“The best thinking has been done in solitude. The worst has been done in turmoil.”

– Thomas A. Edison

While answering multiple choice questions in all entrance tests you enjoy freedom to a great extent. The examiner who evaluates your performance does not bother how you arrived at the answer. You arrive at the correct option using your own ways, making mental manipulations and jotting things in the space provided for rough work on your answer sheet. The examiner does not (and need not) care to see what you have written in that space. You can use short-cuts to the maximum extent to arrive at the answers in the minimum time so that you can attempt all questions. But answering free response questions is different altogrther.

While answering AP Physics free response questions you have to be very careful to avoid likely chances of losing points. You are expected to show your work *clearly* in the spaces provided for the solution of the free response questions. The basic point you must remember is that the examiner who evaluates your answer script finds chances for awarding you points. If you do not know the full solution of a question but know partial solution, never hesitate to supply whatever you know relevant to that question. Understand that some thing is better than nothing. Partial solution will bring you partial credit. But in such cases also show *all* your work so as to give the Exam Reader a chance to give you points for what you have presented.

I’ll show you a simple instance of a likely lapse on your part while answering free response questions. Consider the following which is only a part of a bigger question:

Tom weighing 60 kg and Jack weighing 80 kg are ice skaters at rest on smooth horizontal terrain and are facing each other. They push each other for 0.5 second, which makes them glide apart. Tom’s speed immediately after separating from Jack is 1 ms^{–1}.

Neglecting friction during the push, calculate the speed of Jack immediately after separating from Tom.

You know that you can work this out immediately by applying the law of conservation of momentum. Since the total initial momentum of the system (consisting of Tom and Jack) is zero and there are *no external* forces [the forces exerted by Tom and Jack are *internal* forces within the system], the total final momentum (immediately after the separation) also must be zero. You mentally figure out that the momentum of Tom is equal and opposite to that of Jack and hence the magnitude of Tom’s momentum is the same as that of Jack. Tom’s momentum is 60×1 = 60 kg ms^{–1} and hence Jack’s speed immediately after separating from Tom is 60/80 = 0.75 ms^{–1}.

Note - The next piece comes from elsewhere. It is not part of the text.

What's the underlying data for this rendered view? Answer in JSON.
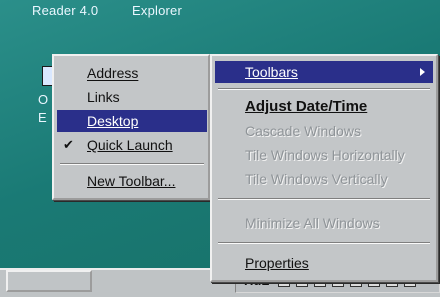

Suppose in a hurry you write the answer as given below:

Jack’s speed immediately after separating from Tom = 60/80 = 0.75

If the above part of the question carries 2 points you are likely to get 1 point only since you have kept the Exam Reader at dark as to how you arrived at the answer and you have not expressed the unit of speed (ms^{–1}). All final numerical answers should include proper units.

You need not waste your time with lengthy reasoning in support of your answer. But you should supply some brief verbal or mathematical reasoning. In the case of the above question you are expected to write something like this:

From the law of conservation of momentum, the total final momentum is zero since the total intial momentum is zero. The momentum of Tom immediately after separation is equal and opposite to that of Jack so that the magnitudes of their momenta are equal.

Or, *m*_{1}*v*_{1} = *m*_{2}*v*_{2} where *m*_{1} is mass of Tom, *v*_{1} is his speed, *m*_{2} is mass of Jack and *v*_{2} is his speed.

Therefore *v*_{2} = *m*_{1}*v*_{1}/*m*_{2} = (60×1)/80 = 0.75 ms^{–1}.

As you should definitely know, the words “what is”, “determine”, “calculate” and “derive” used in the AP Physics free response questions have distinct meanings. The words “what is” and “determine” usually imply that the work leading to a final answer need not be explicitly shown to obtain the full credit eventhough it will be a good idea to include it briefly to impress the Exam Reader and to gain partial points even if your final answer is incorrect.

In the partial question we considered above you were required to ‘calculate’ Jack’s speed immediately after getting separated from Tom. The word “calculate” implies that you are required to show your steps leading to the final answer. The word “derive” indicates that you have to begin your derivation with fundamental equations of the type given in the AP Physics Exam equation sheets.

Often parts of questions beginning with “what is” will be followed by a line such as “justify” your answer. Do not skip that justification part in a hurry. It will carry significant points and so you must supply verbal or mathematical justification in support of your answer.